Vous devriez voir quelque chose comme :

drwxr-xr-x 3 root root 4096 Dec 12 10:00 /mnt/data

Essayez maintenant de créer un fichier dans le point de montage :

touch /mnt/data/testfile

Cette commande échouera probablement avec une erreur "Permission denied" (Permission refusée). C'est parce que le répertoire racine du système de fichiers monté appartient à l'utilisateur root. Pour corriger cela, changez le propriétaire du point de montage pour votre utilisateur actuel, labex :

sudo chown labex:labex /mnt/data

Maintenant, essayez de créer à nouveau le fichier :

touch /mnt/data/testfile

Cette fois, la commande devrait réussir. Vérifiez que le fichier a été créé :

ls -l /mnt/data

Vous devriez voir :

total 16
drwx------ 2 root  root  16384 Dec 12 10:00 lost+found
-rw-r--r-- 1 labex labex     0 Dec 12 10:05 testfile

Le répertoire lost+found est une fonctionnalité standard des systèmes de fichiers ext4, utilisée pour récupérer des fichiers en cas de corruption du système de fichiers.

Lorsque vous avez fini d'utiliser le système de fichiers, vous devez le démonter à l'aide de la commande umount. Il est important de noter que vous ne pouvez pas démonter un système de fichiers s'il est actuellement utilisé, par exemple, si votre répertoire de travail actuel se trouve à l'intérieur du point de montage. Voyons cela en action.

Tout d'abord, changez votre répertoire pour /mnt/data :

cd /mnt/data

Maintenant, essayez de le démonter.
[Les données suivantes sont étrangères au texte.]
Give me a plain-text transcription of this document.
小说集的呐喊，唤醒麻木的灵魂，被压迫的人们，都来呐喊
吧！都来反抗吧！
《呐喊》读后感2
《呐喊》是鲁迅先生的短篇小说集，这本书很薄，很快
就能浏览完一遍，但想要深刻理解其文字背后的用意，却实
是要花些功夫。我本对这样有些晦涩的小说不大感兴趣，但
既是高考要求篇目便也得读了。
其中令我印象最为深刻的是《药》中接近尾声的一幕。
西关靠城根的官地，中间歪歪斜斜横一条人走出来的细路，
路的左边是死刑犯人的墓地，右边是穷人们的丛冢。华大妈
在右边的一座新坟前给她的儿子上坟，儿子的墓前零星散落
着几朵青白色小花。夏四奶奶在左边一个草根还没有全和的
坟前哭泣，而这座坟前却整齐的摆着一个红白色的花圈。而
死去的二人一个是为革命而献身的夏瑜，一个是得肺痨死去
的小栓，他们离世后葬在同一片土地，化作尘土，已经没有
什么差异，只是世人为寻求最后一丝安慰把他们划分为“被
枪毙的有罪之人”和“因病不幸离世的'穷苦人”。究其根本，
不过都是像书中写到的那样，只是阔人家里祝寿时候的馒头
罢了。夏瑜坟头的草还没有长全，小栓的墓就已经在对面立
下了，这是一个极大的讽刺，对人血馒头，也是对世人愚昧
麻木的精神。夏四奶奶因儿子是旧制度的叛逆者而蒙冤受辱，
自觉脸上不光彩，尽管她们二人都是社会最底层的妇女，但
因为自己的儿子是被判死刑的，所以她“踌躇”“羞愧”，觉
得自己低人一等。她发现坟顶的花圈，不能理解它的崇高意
Vous pouvez désigner un système de fichiers soit par son nom de périphérique, soit par son point de montage.

sudo umount /mnt/data

Vous recevrez un message d'erreur indiquant que la cible est occupée.

umount: /mnt/data: target is busy.

Pour le démonter avec succès, vous devez d'abord sortir du répertoire. Retournons dans votre répertoire personnel.

cd ~

Maintenant, exécutez à nouveau la commande umount.

sudo umount /mnt/data

La commande devrait s'exécuter sans aucune sortie. Vous pouvez vérifier qu'il n'est plus monté en exécutant la commande mountpoint :

mountpoint /mnt/data

Vous devriez voir :

/mnt/data is not a mountpoint

Enfin, vous pouvez faire le ménage en supprimant le répertoire du point de montage :

sudo rmdir /mnt/data

Note de dépannage : Si vous rencontrez des problèmes avec la commande mount, vous pouvez essayer de monter en utilisant le nom réel du périphérique de boucle au lieu du lien symbolique :

## Trouver le nom réel du périphérique
ACTUAL_DEVICE=$(readlink -f /dev/sdb1)
echo "Actual device: $ACTUAL_DEVICE"

## Monter en utilisant le nom réel du périphérique
sudo mkdir /mnt/data
sudo mount $ACTUAL_DEVICE /mnt/data

Configurer le montage persistant dans /etc/fstab

Dans cette étape, vous apprendrez comment faire en sorte que votre système de fichiers se monte automatiquement à chaque démarrage du système. La commande mount que vous avez utilisée à l'étape précédente est temporaire ; le montage sera perdu après un redémarrage. Pour créer un montage persistant, vous devez ajouter une entrée dans un fichier de configuration spécial appelé /etc/fstab (filesystem table).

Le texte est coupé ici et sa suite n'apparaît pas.